I'm a complete newbie in Machine Learning, NLP, Data Analysis but I'm very motivated to understand it better. I'm reading couple of books on NLTK, scikit-learn etc. I discovered a python module "TextBlob" and found it to be super easy to get started with it. Hence I have created a sample demo python script which is hosted at: https://gist.github.com/dpnishant/367cef57a8033138eb0a. I'm trying to figure out the best suited algorithm for sentiment analysis and text classification. My questions are as follows:
Why is the sentiment analysis in the NaiveBayesClassifier slow even on such a small training set? Is this time constant or is it going to increase even more with more training data? And also the sentiment analysis is incorrect (refer the script output, it says "negative" for the input text "sandwich is good"). What am I doing wrong?

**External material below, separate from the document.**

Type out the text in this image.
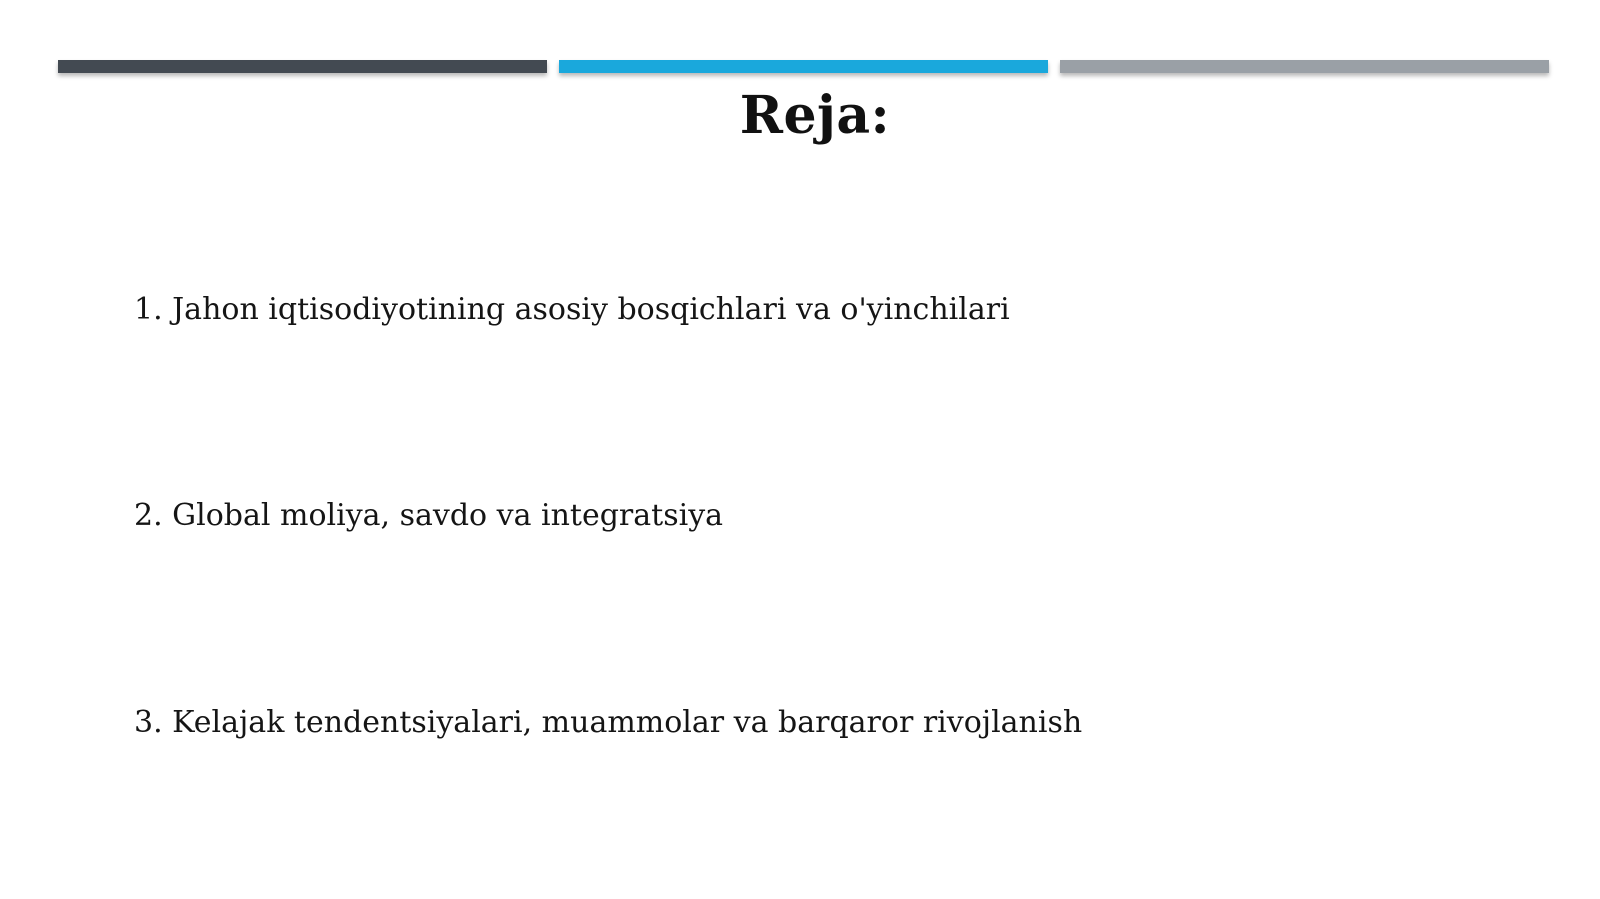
Reja:
1. Jahon iqtisodiyotining asosiy bosqichlari va o'yinchilari
2. Global moliya, savdo va integratsiya
3. Kelajak tendentsiyalari, muammolar va barqaror rivojlanish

I read in the TextBlob's documentation that the NaiveBayesClassifier is trained on the movie_review corpus. Is there any api where I can change it to something else, nps_chat maybe? Something that is not very clear to me is what is the role of a corpus? I mean, we are training the classifier with our own sample training data then how would more specific corpus e.g. nps_chat, product_reviews, moview_review etc. would help?
I understand that I need to train a classifier for it to work on a unlabelled data. But if the training data gets huge, what is the best way to handle it? Should the program build the model from the training data every time or is there way where we can save the model to a file (something like pickle) and read it from there? Is it possible with TextBlob and will there be any performance improvements with this methodology?

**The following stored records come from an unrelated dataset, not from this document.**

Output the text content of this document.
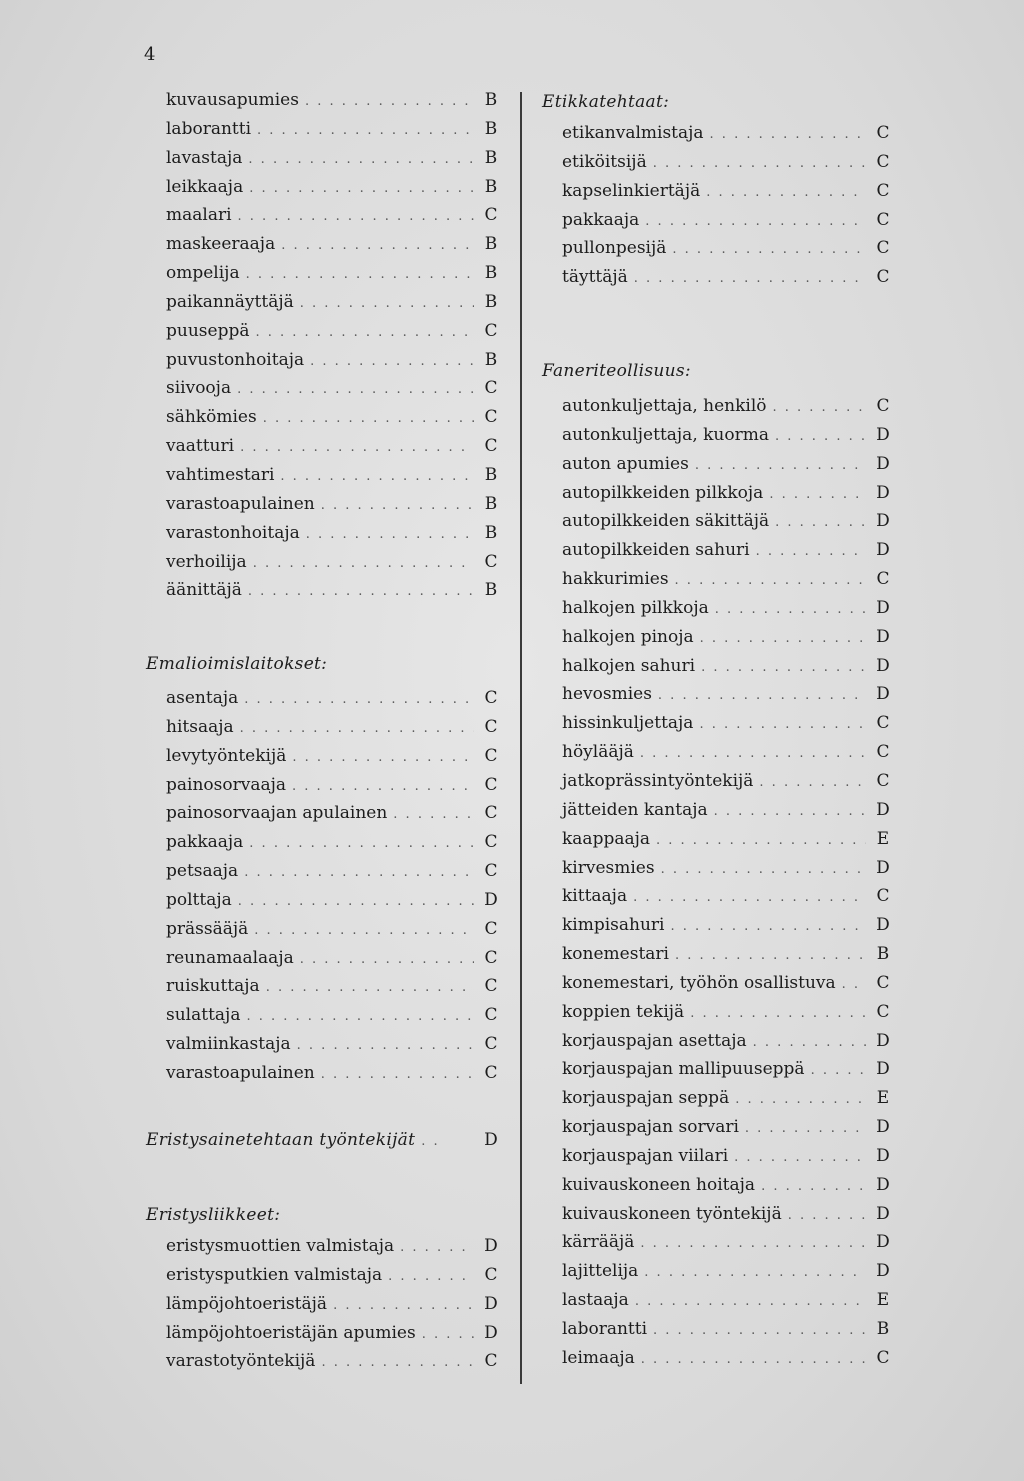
4
kuvausapumies . . .	B
laborantti . . .	B
lavastaja . . .	B
leikkaaja . . .	B
maalari . . .	C
maskeeraaja . . .	B
ompelija . . .	B
paikannäyttäjä . . .	B
puuseppä . . .	C
puvustonhoitaja . . .	B
siivooja . . .	C
sähkömies . . .	C
vaatturi . . .	C
vahtimestari . . .	B
varastoapulainen . . .	B
varastonhoitaja . . .	B
verhoilija . . .	C
äänittäjä . . .	B
Emalioimislaitokset:
asentaja . . .	C
hitsaaja . . .	C
levytyöntekijä . . .	C
painosorvaaja . . .	C
painosorvaajan apulainen . . .	C
pakkaaja . . .	C
petsaaja . . .	C
polttaja . . .	D
prässääjä . . .	C
reunamaalaaja . . .	C
ruiskuttaja . . .	C
sulattaja . . .	C
valmiinkastaja . . .	C
varastoapulainen . . .	C
Eristysainetehtaan työntekijät . .	D
Eristysliikkeet:
eristysmuottien valmistaja . . .	D
eristysputkien valmistaja . . .	C
lämpöjohtoeristäjä . . .	D
lämpöjohtoeristäjän apumies . . .	D
varastotyöntekijä . . .	C
Etikkatehtaat:
etikanvalmistaja . . .	C
etiköitsijä . . .	C
kapselinkiertäjä . . .	C
pakkaaja . . .	C
pullonpesijä . . .	C
täyttäjä . . .	C
Faneriteollisuus:
autonkuljettaja, henkilö . . .	C
autonkuljettaja, kuorma . . .	D
auton apumies . . .	D
autopilkkeiden pilkkoja . . .	D
autopilkkeiden säkittäjä . . .	D
autopilkkeiden sahuri . . .	D
hakkurimies . . .	C
halkojen pilkkoja . . .	D
halkojen pinoja . . .	D
halkojen sahuri . . .	D
hevosmies . . .	D
hissinkuljettaja . . .	C
höylääjä . . .	C
jatkoprässintyöntekijä . . .	C
jätteiden kantaja . . .	D
kaappaaja . . .	E
kirvesmies . . .	D
kittaaja . . .	C
kimpisahuri . . .	D
konemestari . . .	B
konemestari, työhön osallistuva . . . C
koppien tekijä . . .	C
korjauspajan asettaja . . .	D
korjauspajan mallipuuseppä . . .	D
korjauspajan seppä . . .	E
korjauspajan sorvari . . .	D
korjauspajan viilari . . .	D
kuivauskoneen hoitaja . . .	D
kuivauskoneen työntekijä . . .	D
kärrääjä . . .	D
lajittelija . . .	D
lastaaja . . .	E
laborantti . . .	B
leimaaja . . .	C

In my script, in the last block I'm trying to evaluate the SklearnClassifier via the NLTKClassifier module but I'm having no luck there. It throws some cryptic error messages. Can you please help me in resolving it? And also may I request you to, if possible, show some examples regarding the usage of algorithms/classifiers available in the nltk.classify package on the TextBlob's documentation website e.g. the Megam, LogisticRegression, SVM, BernoulliNB, GaussianNB etc. An use-case for understanding the applicability of the each algorithm would clear a lot of doubts in beginners like me.